Il fallait s'y attendre. À une époque où la guerre se fait abstraite et pseudo «chirurgicale», en se matérialisant par de petits points blancs constellant un écran vert en direct sur CNN, on peut en arriver à ce qu'une «symphonie de guerre», composée en 1943 par Chostakovitch, devienne un aimable divertissement sonore un peu bruyant et policé qu'on écoute vaguement comme on regarderait, en chaussons, ce non-spectacle verdâtre à la télévision.

Mais la guerre de Chostakovitch est une sale guerre, une boucherie. C'est celle du siège de Leningrad et de l'holocauste. Son univers sonore est peuplé de cris, de déchirements et de grincements de dents (mouvements I, II et III), auxquels succède un profond abattement (IV), puis une forme de résignation (V). Rien de tout cela avec Kent Nagano, dont la Huitème, d'une passivité esthétisante lassante, parfaitement incarnée par un OSM d'une grande cohésion, participe d'un mouvement de décontextualisation de la musique de Chostakovitch, dont Valery Gergiev est un autre apôtre. Mais Chostakovitch et «musique pure», ça ne rime pas.

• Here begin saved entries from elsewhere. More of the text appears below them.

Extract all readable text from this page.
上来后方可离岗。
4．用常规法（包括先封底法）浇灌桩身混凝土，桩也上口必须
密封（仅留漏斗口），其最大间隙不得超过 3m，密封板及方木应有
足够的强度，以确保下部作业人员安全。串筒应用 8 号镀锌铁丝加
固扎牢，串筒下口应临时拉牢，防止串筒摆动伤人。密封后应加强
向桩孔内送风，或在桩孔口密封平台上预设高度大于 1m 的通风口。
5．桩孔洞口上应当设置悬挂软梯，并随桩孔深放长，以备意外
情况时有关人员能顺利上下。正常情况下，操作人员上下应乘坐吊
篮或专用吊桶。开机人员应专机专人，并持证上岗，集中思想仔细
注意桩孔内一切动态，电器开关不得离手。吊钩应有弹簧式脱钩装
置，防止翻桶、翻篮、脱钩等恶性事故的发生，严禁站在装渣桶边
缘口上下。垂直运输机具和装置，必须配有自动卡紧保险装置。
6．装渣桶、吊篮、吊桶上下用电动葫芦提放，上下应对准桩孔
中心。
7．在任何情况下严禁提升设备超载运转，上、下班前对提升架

Il a fallu attendre 40 minutes, et le 3e mouvement, pour entendre certains accents ayant quelque rapport avec l'oeuvre cauchemardesque du compositeur russe. Le reste (à part l'ultime rappel de l'horreur dans le 5e mouvement) ressemblait à une finale du Superbowl que l'on disputerait avec un ballon de plage. On attend autre chose de notre nouveau directeur musical que d'être un chef «propre en ordre», comme on dit à Genève, capitale romande du plus emblématique des pays neutres...

Les spectateurs qui sont venus pour Radu Lupu ont été gâtés. Dans une incarnation parfois visionnaire (deuxième mouvement), constellée de gestes pianistiques invraisemblables, comme des notes émergeant çà et là de la ligne, en écho de l'orchestre, ou des pianissimi effleurés, il a livré une étude sur la résonance dans le Concerto l'Empereur de Beethoven. On écoutait cela bouche bée en remerciant Kent Nagano d'avoir adapté son tempo à celui du soliste dans le volet central. À l'heure où j'écris ces lignes, je n'en suis toujours pas revenu.